On that decision to have one more child... A post over three years in the making

Meeting Strangers on the Dolphin Boat
Over three years ago a friend of mine with two children asked me what life was like with three kids, and I told her that I had actually been contemplating that question as a blog topic.  She then asked me to get on writing that because she needed to read it.  I think most people always think one more child than they have is crazy.  Many couples know exactly how many they want, and the decision to stop is an easy one for them.  Others, like us, find (or found) themselves on the fence.  I was never sure if this friend sought affirmation that her decision to have two was the right one, or if she was on that fence like we were before finding out we were pregnant with number three.  
            It has taken me over three years to write that promised blog, and it is largely because of the brutal honesty I knew the post would entail.  Having three kids is really hard (or for others reading this maybe I mean having one more than when you were satisfied  - life was good but you were on the fence about that one last baby – that bonus baby…).  You never feel like you have your life together once you have your bonus child.  As a result, there will be moments when you look at the family before bonus baby and worry that you messed that family up.  You look at bonus baby (mine is currently eating cereal straight from the box while she watches Netflix so I can write this) and worry that you totally messed her up by basically surrendering in the last parenting round.  At this point you proved you could raise decent children, but it’s hard work.  If you throw in the towel with the bonus child no one will really judge you, right? 

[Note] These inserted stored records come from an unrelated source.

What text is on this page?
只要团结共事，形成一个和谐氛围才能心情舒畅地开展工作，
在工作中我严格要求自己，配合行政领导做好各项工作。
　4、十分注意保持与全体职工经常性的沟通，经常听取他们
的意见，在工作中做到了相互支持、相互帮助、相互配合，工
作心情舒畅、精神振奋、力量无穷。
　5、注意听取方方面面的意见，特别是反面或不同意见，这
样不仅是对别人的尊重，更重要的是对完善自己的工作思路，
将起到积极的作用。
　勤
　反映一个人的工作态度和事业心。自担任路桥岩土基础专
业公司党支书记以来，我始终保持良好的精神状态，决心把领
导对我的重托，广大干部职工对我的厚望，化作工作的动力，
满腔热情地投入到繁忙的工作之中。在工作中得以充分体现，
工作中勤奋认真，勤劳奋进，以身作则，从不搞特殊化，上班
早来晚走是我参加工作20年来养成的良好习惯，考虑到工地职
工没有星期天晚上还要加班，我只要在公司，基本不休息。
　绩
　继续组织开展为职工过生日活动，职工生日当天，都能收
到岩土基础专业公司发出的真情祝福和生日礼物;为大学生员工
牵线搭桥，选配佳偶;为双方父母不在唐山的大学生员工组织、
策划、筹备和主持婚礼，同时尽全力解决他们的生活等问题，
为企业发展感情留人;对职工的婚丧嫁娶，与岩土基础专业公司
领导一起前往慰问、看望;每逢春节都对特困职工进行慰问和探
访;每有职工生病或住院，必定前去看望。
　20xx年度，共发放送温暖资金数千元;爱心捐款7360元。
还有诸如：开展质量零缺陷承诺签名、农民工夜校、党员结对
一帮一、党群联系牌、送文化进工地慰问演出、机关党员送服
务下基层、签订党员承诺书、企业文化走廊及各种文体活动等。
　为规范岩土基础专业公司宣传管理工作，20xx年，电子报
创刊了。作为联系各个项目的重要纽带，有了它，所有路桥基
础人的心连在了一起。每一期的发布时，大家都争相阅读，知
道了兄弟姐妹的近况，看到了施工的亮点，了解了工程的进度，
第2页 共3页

            On top of bonus children being inherently hard, ours was uniquely challenging.  After two pretty uneventful pregnancies my third caused my blood pressure to temporarily spike, ignited a bout of carpal tunnel that has been intermittently plaguing me for over three years and pushed me over the edge knee pain wise.  After two who more or less slept when and where they were supposed to, Maggie was a TERRIBLE sleeper.  I constantly tell people our inability to sleep train her reminded me to stop judging other parents who were just not trying hard enough at any random parenting skill.  Maggie was born with a hemangioma that instantly meant working in frequent dermatology appointments and had tubes in twice by the time she was two years old.  In her three years she has gone to three different daycares and is currently in one that cuts our workday short and costs a fortune. I could go on about juggling schedules, and workload, and exhaustion and laundry, and clutter, but if you have seen the bags under my eyes or stepped into my house since 2011 you get it.  If you have a bonus child, you really get it… 
            Luckily, for us, our bonus child is also about the cutest, funniest, most energetic, strong-willed and (at risk of bragging) intelligent toddler on the planet.  (Actually all of those things are general causes of some of the struggle but that’s another post…).  She also has the biggest blue eyes and white blonde hair.  She literally turns heads wherever we go.  I have never had so many strangers stop me to comment on a child as I have with Maggie.  Just last week she was chatting it up with some strangers on a dolphin boat in Alabama.  I apologized for her incessant talking and they said, “Oh no!  She’s beautiful.  Those eyes – and her excitement about life!  She’s truly beautiful.”  I found myself reflecting on how often she makes people smile on a regular basis.  I thought about her genuine joy as she does big things like crashing in waves for the first time, but also in everyday things like marshmallows in cereal.  I reflected on the laughter she causes and the way she warms my heart.  I thought of the moments I have watched her sisters’ hearts grow because of her.  In that exact moment, I realized she makes our life enriched and interesting and snuggle-filled and hilarious, but as I have for the past three years, as if my mission in life was finding the answer for others on the bonus child fence, I found myself asking, “but is our life better?” 
            Fast forward to last night when we were having a large family dinner and people were stressed and snippy and she sensed it.  In the middle of the tension, she yelled, “I know this is a horrible meal, but I’d like to join it!”  (I should have mentioned earlier that she has the most adorable innocent yet emotional filled squeaky voice, and it is one of a million things that keep me enamored with her amidst the frustration.)  Everyone sat in silent surprise for about two seconds, and then we burst into laughter and the typical banter and noise of plates passing and utensils clicking began.  She was just what we needed just when we needed it.  It suddenly occurred to me what a stupid question it was that I had been pondering for almost three years.  Stupid because the answer is obvious and at the same time, stupid because I thought something as complicated as the decision to add another child to a family could be boiled down to a black or white question and answer. 
            Our family was perfect before Maggie, but it’s perfect now too.  The decision to have a bonus child (if it is even yours to make) is not an easy one.  But if you decide to go for it, I promise there will be moments, amidst the chaos, where you realize you’ve never been surer of any decision you have ever made.